Well, I am someone who believes in finding happiness. My goal at the beginning of the year was simple: Let’s be happier than last year; at most, let’s win on more tournament.
Don’t we all want to be happy? Aren’t we all doing whatever we do in order to be happy?
Unexpectedly, as soon as happiness became my goal, I achieved more than ever. This year I had my best season yet, with six wins, including three straight major championships.
I think that makes for a great year, don’t you think?
But a funny thing happened when I realized success; I started to want more. That’s when I really started to struggle. A lot came into my mind. I started to think too much; I started to think about scores, statistics, not only mine, but of others as well.
I found it especially challenging dealing with other’s expectations of me, and with the attention that chasing history brings.

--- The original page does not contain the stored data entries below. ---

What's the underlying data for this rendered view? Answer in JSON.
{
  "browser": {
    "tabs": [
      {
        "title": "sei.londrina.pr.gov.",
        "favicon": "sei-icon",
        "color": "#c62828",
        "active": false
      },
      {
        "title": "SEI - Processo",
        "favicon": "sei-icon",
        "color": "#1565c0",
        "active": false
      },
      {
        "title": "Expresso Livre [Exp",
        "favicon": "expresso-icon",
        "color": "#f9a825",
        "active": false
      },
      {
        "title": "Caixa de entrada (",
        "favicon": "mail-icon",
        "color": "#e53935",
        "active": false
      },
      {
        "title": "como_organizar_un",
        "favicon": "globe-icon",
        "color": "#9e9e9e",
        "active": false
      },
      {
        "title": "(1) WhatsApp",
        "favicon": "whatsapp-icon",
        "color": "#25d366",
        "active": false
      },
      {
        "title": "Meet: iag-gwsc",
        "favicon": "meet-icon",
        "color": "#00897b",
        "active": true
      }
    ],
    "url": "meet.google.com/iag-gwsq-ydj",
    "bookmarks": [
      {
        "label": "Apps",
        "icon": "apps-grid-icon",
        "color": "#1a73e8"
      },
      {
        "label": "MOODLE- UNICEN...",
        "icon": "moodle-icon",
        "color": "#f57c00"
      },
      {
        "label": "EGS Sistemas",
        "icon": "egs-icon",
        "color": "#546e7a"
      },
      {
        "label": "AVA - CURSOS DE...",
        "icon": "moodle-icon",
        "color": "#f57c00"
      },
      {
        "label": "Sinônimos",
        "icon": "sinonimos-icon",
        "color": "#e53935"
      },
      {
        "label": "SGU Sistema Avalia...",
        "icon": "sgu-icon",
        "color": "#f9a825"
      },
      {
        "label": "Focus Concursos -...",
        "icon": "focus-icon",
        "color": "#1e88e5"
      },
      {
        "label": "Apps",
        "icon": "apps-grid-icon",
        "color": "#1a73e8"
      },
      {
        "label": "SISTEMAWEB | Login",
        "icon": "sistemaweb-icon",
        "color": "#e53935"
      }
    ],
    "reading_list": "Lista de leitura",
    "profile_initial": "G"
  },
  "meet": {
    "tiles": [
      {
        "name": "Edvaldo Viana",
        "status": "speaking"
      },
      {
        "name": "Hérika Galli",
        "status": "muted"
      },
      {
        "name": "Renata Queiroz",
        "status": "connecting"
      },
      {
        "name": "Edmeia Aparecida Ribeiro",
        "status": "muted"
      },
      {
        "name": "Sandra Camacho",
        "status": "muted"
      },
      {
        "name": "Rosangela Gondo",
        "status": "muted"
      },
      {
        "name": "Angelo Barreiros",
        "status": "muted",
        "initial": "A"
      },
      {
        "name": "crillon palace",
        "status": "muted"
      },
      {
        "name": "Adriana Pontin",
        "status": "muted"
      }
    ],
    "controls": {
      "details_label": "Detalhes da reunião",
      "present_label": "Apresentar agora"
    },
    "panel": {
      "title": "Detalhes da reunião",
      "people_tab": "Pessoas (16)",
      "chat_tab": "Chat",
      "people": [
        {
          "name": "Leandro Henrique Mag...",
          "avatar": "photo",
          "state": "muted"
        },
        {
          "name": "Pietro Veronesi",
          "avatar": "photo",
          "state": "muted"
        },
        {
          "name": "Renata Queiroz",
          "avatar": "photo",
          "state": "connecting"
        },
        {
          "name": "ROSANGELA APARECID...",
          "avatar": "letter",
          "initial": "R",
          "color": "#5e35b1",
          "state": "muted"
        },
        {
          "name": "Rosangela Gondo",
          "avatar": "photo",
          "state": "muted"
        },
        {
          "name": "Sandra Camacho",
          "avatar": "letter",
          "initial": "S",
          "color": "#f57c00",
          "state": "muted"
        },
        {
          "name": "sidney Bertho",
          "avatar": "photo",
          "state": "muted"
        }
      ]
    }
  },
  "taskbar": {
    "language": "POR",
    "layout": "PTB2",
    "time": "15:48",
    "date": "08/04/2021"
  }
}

In the midst of this perfect storm, my family kept me grounded. They reminded me of why I play golf. I don’t think I tell my family enough how grateful I am for their voice of reason and for their love. So at this time, I would really like to thank my family, who kept their faith in me though the good and bad. (speaks in Korean)
As well, to my extended family, friends, and fans and my sponsors, especially my agent Su Jung Lee, who made the long trip from Seoul to be here with me today. I am only standing here on behalf of all of these people.
I would also like to thank Suzann and Stacy for pushing me so hard throughout the season. Without them and their outstanding performance, I would not have been able to achieve this award. They made me work harder and made me realize how bad I wanted to stand here. It was tough.
I’m telling you guys with all my heart that it was not easy ... but it sure was worth it.
After the Lorena Ochoa Invitational last week, I could not have felt more relieved. I was really happy.
Of the many people I would like to thank, I cannot forget Brad Beecher. He’s much more than just a caddie for me, he has been one of my best friends throughout the many years I have been on the tour. Brad has been next to me when I had to make tough decisions on the golf course. I cannot count how many times he saved me from taking poor shots.
Whenever doubt creeps in, he’s there and helps me commit to my shots. Without his support, I would not have performed at the level I have this year.
Off the course, I never hear him complain when I ask him to do some tedious task. He gets along with my family and is even more thoughtful towards them than I am.
Brad, I am so grateful for our friendship both on and off the golf course and I look forward to continuing our success next year.
Last but not least, I would be remiss if I did not mention my fiance. He just makes me smile.
He took a tremendous risk when he decided to stand by me and support me on the tour. I don’t think I could thank him enough for the sacrifices he has made. Despite not speaking English, he made a decision to move to a foreign country with only one thing: faith in me.
Some people say he is the lucky one, but they are wrong. I am the lucky one. Because of him, I was able to fall in love again with golf. I began to enjoy my life on tour and that is reflected in my play. (speaks in Korean)
And finally, I am honored to have my name next to the greatest names in women’s golf. It really is unbelievable. I am especially proud to be the first player from South Korea to win this award. My hope is that my achievements will inspire a new generation of young girls to pick up a set of clubs and follow their dreams.
More than anything though, I, the “Silent Assassin,” am most proud that I kept my eye on the higher goal, happiness. I found it.